Although the final crit was a bit of a blur, we fortunately had somebody to take notes from the critics. One major point of difference to our design was that it was a parasitic shelter that needed to attach to its surrounding environment as opposed to a stand alone structure. We therefore needed to use a method of connection to enable the shelter to attach. This was in the form of suspension, using guy ropes to pull out or manipulate it in the way we desired. This was a point the critics were interested in. Why was it suspended? There was concern about the overhead rope and the way it was anchored in the middle of the room, it might cause somebody to trip over it…The lower rope on the structure prevented easy access…Was there some way to do it without the suspension element?
But the critics could see the potential in the design in the way that it could be added to so that it grew and expanded. We had added the paper template of the module to the package to allow for this possibility, to give the user the opportunity to take material from their own inventory and build on the original. We also acknowledged that if we had the time to look at other materials, it might have been possible to find something with enough structural integrity that it might be able to support itself.

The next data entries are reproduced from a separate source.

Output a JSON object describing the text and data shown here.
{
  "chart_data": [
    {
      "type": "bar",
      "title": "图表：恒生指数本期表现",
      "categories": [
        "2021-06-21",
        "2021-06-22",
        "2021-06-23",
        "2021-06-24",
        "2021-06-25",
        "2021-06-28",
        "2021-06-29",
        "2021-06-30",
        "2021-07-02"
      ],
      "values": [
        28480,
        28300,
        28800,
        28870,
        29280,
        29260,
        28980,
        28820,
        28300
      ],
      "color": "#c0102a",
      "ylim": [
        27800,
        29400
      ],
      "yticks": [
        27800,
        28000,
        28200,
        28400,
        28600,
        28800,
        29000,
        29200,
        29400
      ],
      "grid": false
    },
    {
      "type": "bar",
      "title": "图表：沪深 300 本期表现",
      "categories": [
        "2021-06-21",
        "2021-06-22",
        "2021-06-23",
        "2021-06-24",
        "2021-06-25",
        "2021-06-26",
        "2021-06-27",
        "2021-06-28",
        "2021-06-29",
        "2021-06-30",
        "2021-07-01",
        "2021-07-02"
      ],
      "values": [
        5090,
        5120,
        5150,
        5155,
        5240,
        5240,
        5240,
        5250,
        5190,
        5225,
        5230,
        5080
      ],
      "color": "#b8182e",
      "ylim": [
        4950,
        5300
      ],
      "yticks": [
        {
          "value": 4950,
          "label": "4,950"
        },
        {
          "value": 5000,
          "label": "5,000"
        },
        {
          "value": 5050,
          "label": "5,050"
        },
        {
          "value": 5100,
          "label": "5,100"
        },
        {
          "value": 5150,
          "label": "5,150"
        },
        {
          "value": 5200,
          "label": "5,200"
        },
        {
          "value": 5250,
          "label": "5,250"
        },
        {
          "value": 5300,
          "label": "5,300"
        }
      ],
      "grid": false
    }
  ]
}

The slightly resistant and challenging nature of the shelter meant that we had to work out quite carefully the optimum way to suspend it to create the effect we wanted. However, we thought that it would be quite possible to suggest a number of ways to suspend it depending on the spatial condition of the user. Despite not much initial success with the experiment with a corner wall, we knew that it could be resolved with more time. We decided to use computer imaging to suggest other possible ways it could be hung.
From left to right, original in situ, a hovering shelter acting more as a roof, set up in the corner, lastly the shelter is inverted to create a larger canopy for a more encompassing feel.